It’s not about you.
The purpose of your life is far greater than your own personal fulfillment, your peace of mind, or even your happiness.
So begins that modern mogul of megachurches, Rick Warren, in his bestseller "The Purpose Driven Life." He's right, of course, though I wish he would have expanded the thought in more directions than he did. But I'm afraid that though millions bought (and presumably read) his book, the Purpose Driven (tm) People haven't gotten the message. Whether it's in the old hymns of the faith:
I once was lost, but now I'm found
Was blind, but now I see. (Isaac Watts "Amazing Grace")
Or the spectacular navel-gazing of that new "praise chorus" "Marvelous Light:"
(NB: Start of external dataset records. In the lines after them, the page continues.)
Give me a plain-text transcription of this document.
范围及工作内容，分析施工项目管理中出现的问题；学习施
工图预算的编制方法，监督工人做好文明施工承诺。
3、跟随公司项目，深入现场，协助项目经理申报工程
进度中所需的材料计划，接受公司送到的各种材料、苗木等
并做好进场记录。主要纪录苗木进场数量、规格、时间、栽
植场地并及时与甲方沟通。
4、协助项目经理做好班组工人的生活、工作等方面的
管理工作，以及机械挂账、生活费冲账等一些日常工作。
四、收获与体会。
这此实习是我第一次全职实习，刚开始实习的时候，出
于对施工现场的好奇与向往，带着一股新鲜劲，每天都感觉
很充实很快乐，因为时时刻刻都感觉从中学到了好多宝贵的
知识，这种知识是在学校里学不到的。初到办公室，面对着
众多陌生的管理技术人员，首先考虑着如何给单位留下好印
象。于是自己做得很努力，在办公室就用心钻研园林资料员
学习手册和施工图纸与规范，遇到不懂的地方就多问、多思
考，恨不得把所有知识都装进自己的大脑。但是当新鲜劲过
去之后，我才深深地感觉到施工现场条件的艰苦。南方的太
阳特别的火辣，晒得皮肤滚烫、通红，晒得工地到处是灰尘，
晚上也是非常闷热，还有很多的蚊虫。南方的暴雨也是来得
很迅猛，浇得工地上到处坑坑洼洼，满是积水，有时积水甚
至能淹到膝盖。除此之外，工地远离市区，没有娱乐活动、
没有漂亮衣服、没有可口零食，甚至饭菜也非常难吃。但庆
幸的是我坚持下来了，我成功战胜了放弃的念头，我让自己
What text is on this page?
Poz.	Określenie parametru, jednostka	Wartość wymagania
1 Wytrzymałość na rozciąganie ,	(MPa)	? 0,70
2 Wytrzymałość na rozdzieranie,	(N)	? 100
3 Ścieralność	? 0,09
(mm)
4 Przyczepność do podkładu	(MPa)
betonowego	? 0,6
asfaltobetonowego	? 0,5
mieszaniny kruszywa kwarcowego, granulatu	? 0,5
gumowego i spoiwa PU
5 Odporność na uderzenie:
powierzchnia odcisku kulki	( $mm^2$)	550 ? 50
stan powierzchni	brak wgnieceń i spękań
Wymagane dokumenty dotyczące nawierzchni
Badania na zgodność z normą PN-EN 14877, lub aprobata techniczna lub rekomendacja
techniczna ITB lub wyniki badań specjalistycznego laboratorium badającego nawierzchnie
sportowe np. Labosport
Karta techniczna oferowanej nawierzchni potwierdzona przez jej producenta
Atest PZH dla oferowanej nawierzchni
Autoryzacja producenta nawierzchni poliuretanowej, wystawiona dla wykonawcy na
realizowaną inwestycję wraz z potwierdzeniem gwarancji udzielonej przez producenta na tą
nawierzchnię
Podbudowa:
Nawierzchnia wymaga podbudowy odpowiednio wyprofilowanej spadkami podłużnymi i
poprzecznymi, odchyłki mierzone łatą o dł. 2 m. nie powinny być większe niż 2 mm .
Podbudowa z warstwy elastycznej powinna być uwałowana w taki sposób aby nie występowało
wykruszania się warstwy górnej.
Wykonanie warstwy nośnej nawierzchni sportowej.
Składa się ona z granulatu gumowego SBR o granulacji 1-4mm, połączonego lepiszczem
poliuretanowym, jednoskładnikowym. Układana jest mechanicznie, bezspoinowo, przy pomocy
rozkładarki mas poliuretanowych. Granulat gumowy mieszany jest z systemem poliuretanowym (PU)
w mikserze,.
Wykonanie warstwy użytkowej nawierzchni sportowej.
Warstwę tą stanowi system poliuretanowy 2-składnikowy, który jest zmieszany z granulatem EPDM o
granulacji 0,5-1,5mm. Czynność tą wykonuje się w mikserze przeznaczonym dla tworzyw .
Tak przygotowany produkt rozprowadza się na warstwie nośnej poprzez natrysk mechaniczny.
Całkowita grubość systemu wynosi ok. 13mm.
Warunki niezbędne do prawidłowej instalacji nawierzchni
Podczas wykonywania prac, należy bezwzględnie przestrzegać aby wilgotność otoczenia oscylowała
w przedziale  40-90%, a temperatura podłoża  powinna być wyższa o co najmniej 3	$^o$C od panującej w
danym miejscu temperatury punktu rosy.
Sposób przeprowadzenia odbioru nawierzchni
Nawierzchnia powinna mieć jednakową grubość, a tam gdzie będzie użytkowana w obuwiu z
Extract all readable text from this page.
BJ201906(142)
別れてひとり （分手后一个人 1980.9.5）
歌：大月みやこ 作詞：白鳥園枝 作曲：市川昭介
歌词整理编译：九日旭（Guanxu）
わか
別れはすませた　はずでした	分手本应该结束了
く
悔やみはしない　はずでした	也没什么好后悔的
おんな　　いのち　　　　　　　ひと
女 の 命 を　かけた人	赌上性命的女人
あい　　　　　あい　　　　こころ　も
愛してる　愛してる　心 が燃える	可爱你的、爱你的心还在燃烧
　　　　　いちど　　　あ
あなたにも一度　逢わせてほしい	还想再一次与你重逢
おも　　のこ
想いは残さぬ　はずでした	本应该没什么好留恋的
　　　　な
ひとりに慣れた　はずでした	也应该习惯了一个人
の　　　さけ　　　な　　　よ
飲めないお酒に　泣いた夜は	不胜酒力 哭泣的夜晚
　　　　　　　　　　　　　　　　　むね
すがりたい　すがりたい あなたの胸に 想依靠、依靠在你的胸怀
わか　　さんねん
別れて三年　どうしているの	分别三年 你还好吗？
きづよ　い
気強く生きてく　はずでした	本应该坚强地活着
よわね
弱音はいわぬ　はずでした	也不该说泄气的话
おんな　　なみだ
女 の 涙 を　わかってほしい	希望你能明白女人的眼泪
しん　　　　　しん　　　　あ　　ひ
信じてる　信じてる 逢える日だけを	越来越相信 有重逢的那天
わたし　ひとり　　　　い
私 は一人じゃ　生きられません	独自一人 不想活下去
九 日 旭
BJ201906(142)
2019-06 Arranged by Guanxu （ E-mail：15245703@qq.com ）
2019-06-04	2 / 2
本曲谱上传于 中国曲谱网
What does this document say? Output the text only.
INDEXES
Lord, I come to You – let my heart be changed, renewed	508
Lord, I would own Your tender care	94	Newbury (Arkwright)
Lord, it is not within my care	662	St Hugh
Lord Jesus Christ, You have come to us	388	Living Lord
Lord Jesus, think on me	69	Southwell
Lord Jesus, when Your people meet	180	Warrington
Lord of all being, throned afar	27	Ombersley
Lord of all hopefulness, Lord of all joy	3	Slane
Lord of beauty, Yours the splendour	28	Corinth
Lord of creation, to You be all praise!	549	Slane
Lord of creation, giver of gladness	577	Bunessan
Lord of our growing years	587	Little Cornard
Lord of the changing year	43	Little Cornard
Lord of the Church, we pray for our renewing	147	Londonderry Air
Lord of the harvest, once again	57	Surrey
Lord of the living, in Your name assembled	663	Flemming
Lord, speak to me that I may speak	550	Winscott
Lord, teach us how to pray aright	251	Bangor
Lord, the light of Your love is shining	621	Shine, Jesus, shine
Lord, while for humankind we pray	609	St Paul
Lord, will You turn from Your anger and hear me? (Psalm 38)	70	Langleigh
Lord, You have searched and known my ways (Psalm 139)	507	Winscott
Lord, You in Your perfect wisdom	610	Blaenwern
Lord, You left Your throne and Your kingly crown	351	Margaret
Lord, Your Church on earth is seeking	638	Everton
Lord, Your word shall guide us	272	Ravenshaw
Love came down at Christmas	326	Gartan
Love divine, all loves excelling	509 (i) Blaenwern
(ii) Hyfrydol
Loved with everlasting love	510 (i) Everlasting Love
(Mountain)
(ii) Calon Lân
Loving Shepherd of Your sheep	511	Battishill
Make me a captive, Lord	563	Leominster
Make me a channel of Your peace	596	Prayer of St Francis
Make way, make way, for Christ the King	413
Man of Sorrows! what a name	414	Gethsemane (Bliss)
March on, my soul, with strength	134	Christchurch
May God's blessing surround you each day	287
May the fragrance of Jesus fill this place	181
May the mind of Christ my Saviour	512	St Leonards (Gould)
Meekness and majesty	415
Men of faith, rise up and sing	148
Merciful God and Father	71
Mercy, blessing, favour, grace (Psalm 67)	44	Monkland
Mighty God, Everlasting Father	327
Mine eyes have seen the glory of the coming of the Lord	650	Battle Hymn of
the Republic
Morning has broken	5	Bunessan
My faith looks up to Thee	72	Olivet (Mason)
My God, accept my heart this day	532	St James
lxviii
Lift my head and spin around
See the marvelous light I've found
Whether learning to claim Jesus as your "personal savior" or acknowledging that He died for "my sin," the stuff that comes across the pulpits and sound stages of churches new and old is most definitely "about me." And when the subject is sin, it usually falls into the camp of the stuff "the world" does, unless, like the various "Promise Keepers" and "Quiet Battles" and similar ministries, it deals with the private demons of addiction, sex, porn, etc. I find it interesting that most "sin" the church talks about is either sex, or voting Democratic (and Democrats like sex), but I digress.
I've been griping about this individuality for a long time, and the response is usually something along the lines of "of course, you're right," whereupon the hearers go back to their worship (another word that's been badly distorted, but one thing at a time) and that's the end of it. Meanwhile the gospel continues to be taught as basically Jesus' solution for each of our individual sinfulness, and if there is any collective or greater good to be had, it pretty well disappears into the self-contemplation of the devoted "saved." I came across a highly relevant passage this past week in N.T. Wright's "Surprised by Hope" that, I believe, clarifies the issue better than I ever have done. Consider:
"...to insist on heaven and hell as the ultimate question--to insist, in other words, that what happens eventually to individual humans is the most important thing in the world--may be to make a mistake similar to the one made by the Jewish people in the first century, the mistake that both Jesus and Paul addressed. Israel believed (so Paul tells us, and he should know) that the purposes of the creator God all came down to this question: how is God going to rescue Israel? What the gospel of Jesus revealed, however, was that the purposes of God were reaching out to a different question: how is God going to rescue the world through Israel and thereby rescue Israel itself as part of the process but not as the point of it all? Maybe what we are faced with in our own day is a similar challenge: to focus not on the question of which human beings God is going to take to heaven and how he is going to do it but on the question of how God is going to redeem and renew his creation through human beings and how he is going to rescue those humans themselves as part of the process but not as the point of it all."
This, I believe, gets fully to the point Paul was making in 2 Corinthians 5:17-20 (or 21) that God in Christ reconciled us to himself and then gave us the ministry of reconciliation. We are saved, rescued, reconciled, not for any benefit of our own, but so that we, in turn, might become Christ's ambassadors and save, rescue, reconcile others. To the extent our faith is "personal" (by which I mean "private") it is irrelevant to God's purpose.
By this I do not mean to deny our own accountability for our actions. I do not mean to suggest that we don't at some point need to confront the reality that either Jesus is Lord, or he isn't. But acknowledging his lordship is supposed to take us out of ourselves. . .not just give us the quiet assurance that, for us at least, it'll be all right.